There are many more cases of successful vertical collaboration than horizontal. I think this partly comes from the commercial necessity to work vertically with customers and suppliers. But again there seem to be more cases where one party is more dominant in the vertical supply chain.
Horizontal collaboration is much less common. And many examples of success seem to arise where there is little commercial value at risk but substantial mutual benefit. Health and safety for example is an area where horizontal collaboration has been very successful.
But how to organisations put aside potential commercial competitive conflicts and realise horizontal collaboration? Professor Chee Yew Wong at Leeds University cites “trust, commitment, openness and honesty” as the top factors that contribute to collaboration success.
While I worked with the European Petrochemical Association we identified trust and transparency as common factors in many of the case studies cited in their “Sustainable Chemical Supply and Logistics Chains: The Path Forward”.
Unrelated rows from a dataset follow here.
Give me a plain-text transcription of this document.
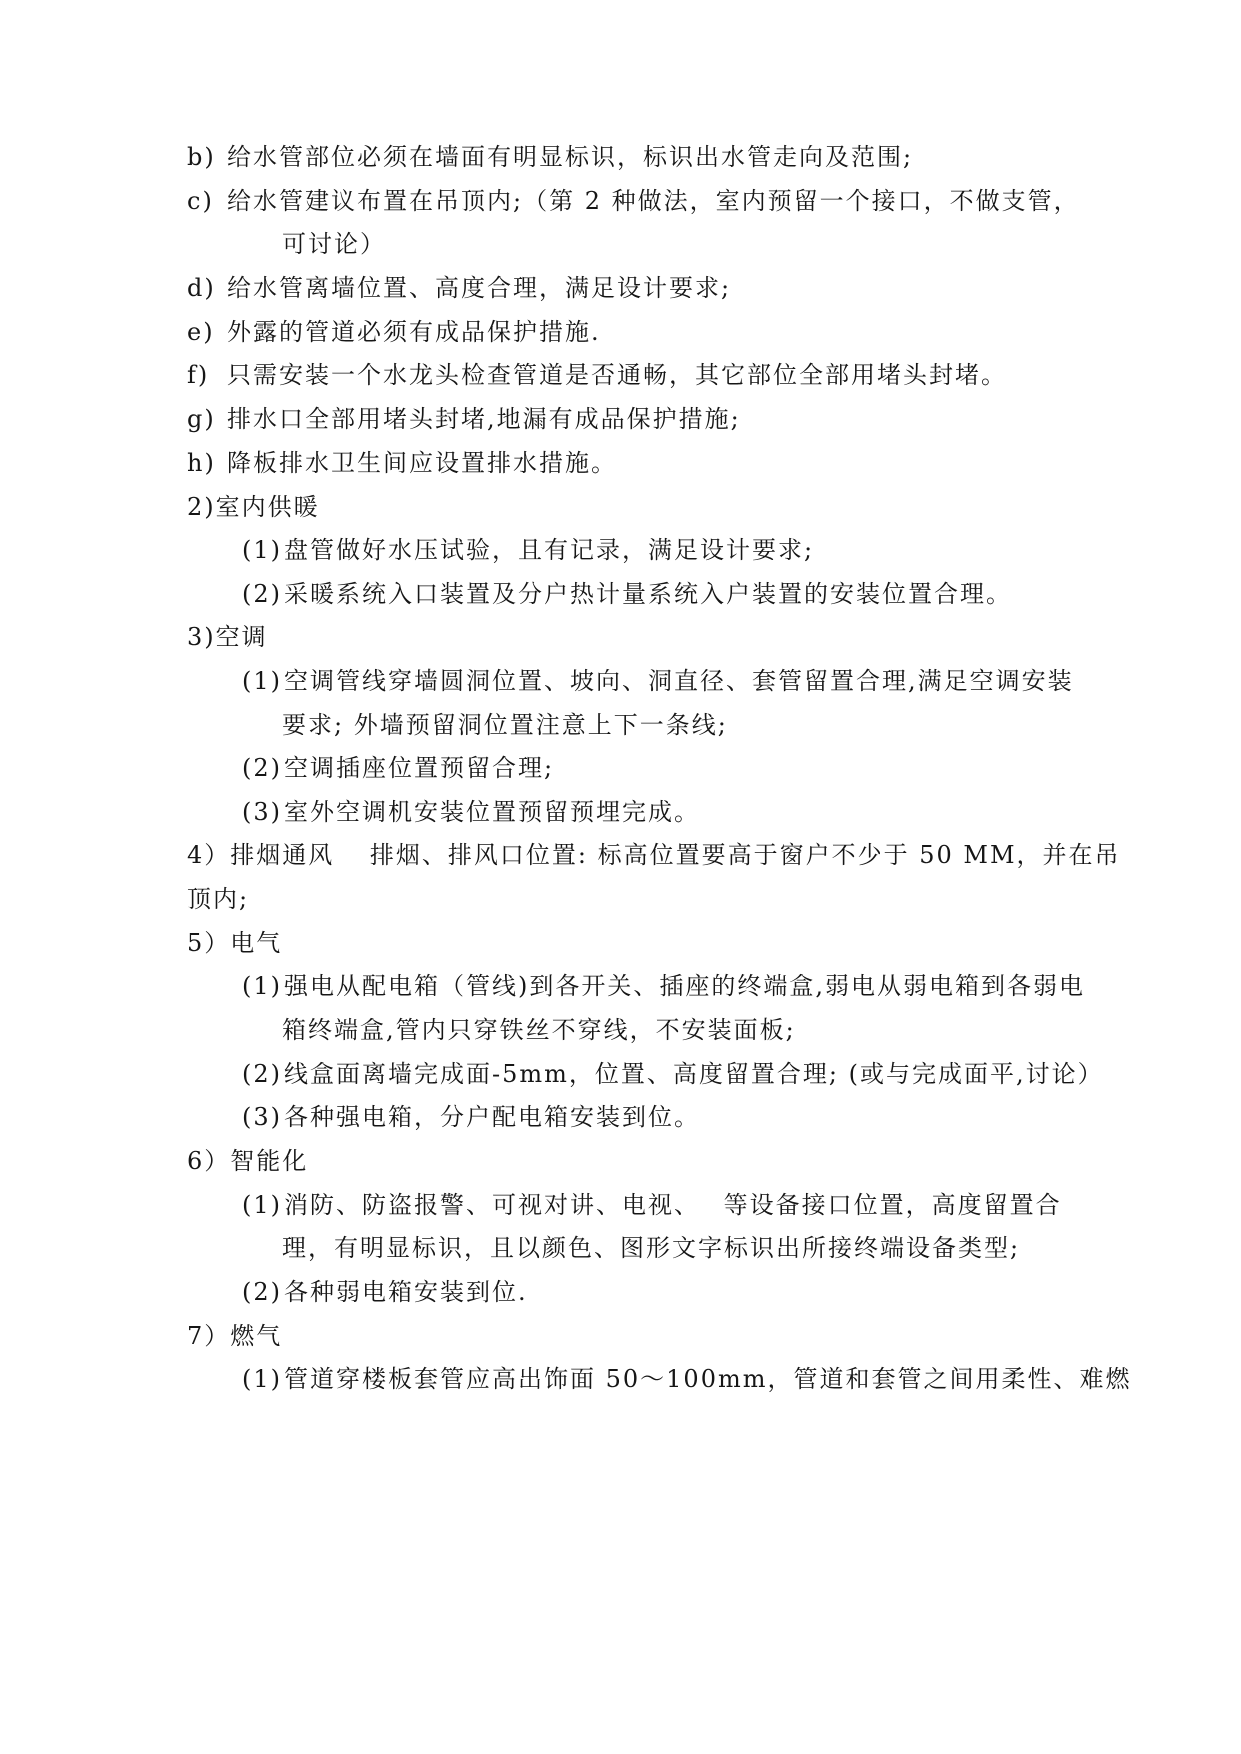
b) 给水管部位必须在墙面有明显标识，标识出水管走向及范围;
c) 给水管建议布置在吊顶内;（第 2 种做法，室内预留一个接口，不做支管，
可讨论）
d) 给水管离墙位置、高度合理，满足设计要求;
e) 外露的管道必须有成品保护措施.
f) 只需安装一个水龙头检查管道是否通畅，其它部位全部用堵头封堵。
g) 排水口全部用堵头封堵,地漏有成品保护措施;
h) 降板排水卫生间应设置排水措施。
2)室内供暖
(1)盘管做好水压试验，且有记录，满足设计要求;
(2)采暖系统入口装置及分户热计量系统入户装置的安装位置合理。
3)空调
(1)空调管线穿墙圆洞位置、坡向、洞直径、套管留置合理,满足空调安装
要求; 外墙预留洞位置注意上下一条线;
(2)空调插座位置预留合理;
(3)室外空调机安装位置预留预埋完成。
4）排烟通风　 排烟、排风口位置: 标高位置要高于窗户不少于 50 MM，并在吊
顶内;
5）电气
(1)强电从配电箱（管线)到各开关、插座的终端盒,弱电从弱电箱到各弱电
箱终端盒,管内只穿铁丝不穿线，不安装面板;
(2)线盒面离墙完成面-5mm，位置、高度留置合理; (或与完成面平,讨论）
(3)各种强电箱，分户配电箱安装到位。
6）智能化
(1)消防、防盗报警、可视对讲、电视、　 等设备接口位置，高度留置合
理，有明显标识，且以颜色、图形文字标识出所接终端设备类型;
(2)各种弱电箱安装到位.
7）燃气
(1)管道穿楼板套管应高出饰面 50～100mm，管道和套管之间用柔性、难燃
In reality for two or more parties to collaborate they all have to believe that the benefits substantially outweigh the costs. If everyone is going to get more out than they put in then fundamentally logistics collaboration cannot be a zero sum game.
This may sound like a statement of the obvious but I make the point not arithmetically but culturally and conceptually. Senior management must have faith that the pie is so much bigger from collaboration so that a smaller slice is still much greater overall. Otherwise the environment will never be right for success.
Have you some good examples of successful logistics collaboration? Or have you experienced good intentions fail?